Processing PDFs locally in your browser is particularly important for flattening workflows. The documents most commonly needing flattening — completed tax forms, signed contracts, medical intake paperwork, HR onboarding documents — contain sensitive personal information. This tool guarantees that your document data stays on your device throughout the entire process, with no network requests, no server-side storage, and no third-party access to your content.

FAQ

What does it mean to flatten a PDF?
Flattening a PDF converts interactive elements — form fields, annotations, and widgets — into static page content. The visual appearance of filled-in fields and annotations is permanently baked into the page's content stream, making the document non-editable. The result looks identical to the original but behaves like a printed page: no fields can be clicked, filled, or modified.
Will flattening remove the data I entered in form fields?
No. Flattening preserves the current visual state of every form field. Text you typed, checkboxes you checked, and dropdown selections you made are all rendered as permanent graphics on the page. The difference is that after flattening, those values cannot be changed — they become part of the page image rather than editable form controls.
What is the difference between Flatten Forms and Flatten All?

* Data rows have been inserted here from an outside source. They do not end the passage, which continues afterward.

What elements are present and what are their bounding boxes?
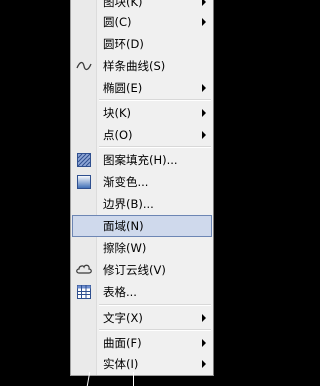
menu-item-label: 曲面(F)	[103, 336, 142, 350]
menu-item-label: 修订云线(V)	[103, 263, 166, 277]
menu-item-label: 面域(N)	[103, 219, 144, 233]
menu-item-hatch[interactable]: 图案填充(H)...	[72, 149, 212, 171]
menu-item-label: 图块(K)	[103, 0, 143, 9]
menu-item-circle[interactable]: 圆(C)	[72, 11, 212, 33]
menu-item-table[interactable]: 表格...	[72, 281, 212, 303]
submenu-arrow-icon	[202, 360, 206, 368]
menu-item-boundary[interactable]: 边界(B)...	[72, 193, 212, 215]
menu-separator	[99, 146, 211, 148]
menu-item-label: 块(K)	[103, 106, 132, 120]
menu-item-label: 椭圆(E)	[103, 81, 143, 95]
menu-item-block[interactable]: 块(K)	[72, 102, 212, 124]
menu-item-text[interactable]: 文字(X)	[72, 307, 212, 329]
menu-separator	[99, 99, 211, 101]
menu-item-ellipse[interactable]: 椭圆(E)	[72, 77, 212, 99]
table-icon	[77, 285, 91, 299]
submenu-arrow-icon	[202, 131, 206, 139]
menu-item-label: 点(O)	[103, 128, 133, 142]
submenu-arrow-icon	[202, 339, 206, 347]
menu-item-point[interactable]: 点(O)	[72, 124, 212, 146]
menu-item-label: 样条曲线(S)	[103, 59, 166, 73]
submenu-arrow-icon	[202, 0, 206, 6]
hatch-icon	[77, 153, 91, 167]
revcloud-icon	[76, 264, 92, 274]
menu-item-gradient[interactable]: 渐变色...	[72, 171, 212, 193]
menu-item-label: 圆(C)	[103, 15, 132, 29]
menu-item-label: 擦除(W)	[103, 241, 147, 255]
menu-item-label: 渐变色...	[103, 175, 149, 189]
submenu-arrow-icon	[202, 314, 206, 322]
menu-separator	[99, 329, 211, 331]
menu-item-label: 边界(B)...	[103, 197, 154, 211]
menu-item-donut[interactable]: 圆环(D)	[72, 33, 212, 55]
menu-item-wipeout[interactable]: 擦除(W)	[72, 237, 212, 259]
spline-icon	[76, 61, 92, 71]
menu-item-spline[interactable]: 样条曲线(S)	[72, 55, 212, 77]
submenu-arrow-icon	[202, 84, 206, 92]
menu-item-label: 表格...	[103, 285, 137, 299]
menu-item-label: 实体(I)	[103, 357, 139, 371]
menu-item-label: 文字(X)	[103, 311, 143, 325]
menu-item-revcloud[interactable]: 修订云线(V)	[72, 259, 212, 281]
menu-item-label: 圆环(D)	[103, 37, 144, 51]
submenu-arrow-icon	[202, 18, 206, 26]
gradient-icon	[77, 175, 91, 189]
menu-item-label: 图案填充(H)...	[103, 153, 178, 167]
draw-menu: 图块(K) 圆(C) 圆环(D) 样条曲线(S) 椭圆(E) 块(K) 点(O)…	[70, 0, 214, 376]
menu-item-region[interactable]: 面域(N)	[72, 215, 212, 237]
menu-separator	[99, 304, 211, 306]
menu-item-surface[interactable]: 曲面(F)	[72, 332, 212, 354]
submenu-arrow-icon	[202, 109, 206, 117]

Flatten Forms uses pdf-lib's built-in form.flatten() method to convert only AcroForm fields (text inputs, checkboxes, dropdowns, radio buttons) into static content. Flatten All goes further: it flattens form fields and also strips every annotation from every page — links, comments, highlights, stamps, and sticky notes — producing a completely clean, non-interactive document.
Does flattening invalidate digital signatures?
Yes. If a PDF contains a digital signature, flattening modifies the document's content streams and annotation arrays, which breaks the cryptographic hash that the signature validates. The tool warns you when it detects signature fields so you can decide whether to proceed. For signed documents, consider keeping an unflattened copy as the authoritative signed version.
Is my PDF uploaded to a server during flattening?
No. The entire flattening process runs locally in your browser using the pdf-lib JavaScript library. Your PDF is loaded into browser memory, processed client-side, and saved as a new file — it never leaves your device. This makes the tool safe for confidential documents like tax forms, contracts, medical records, and HR paperwork.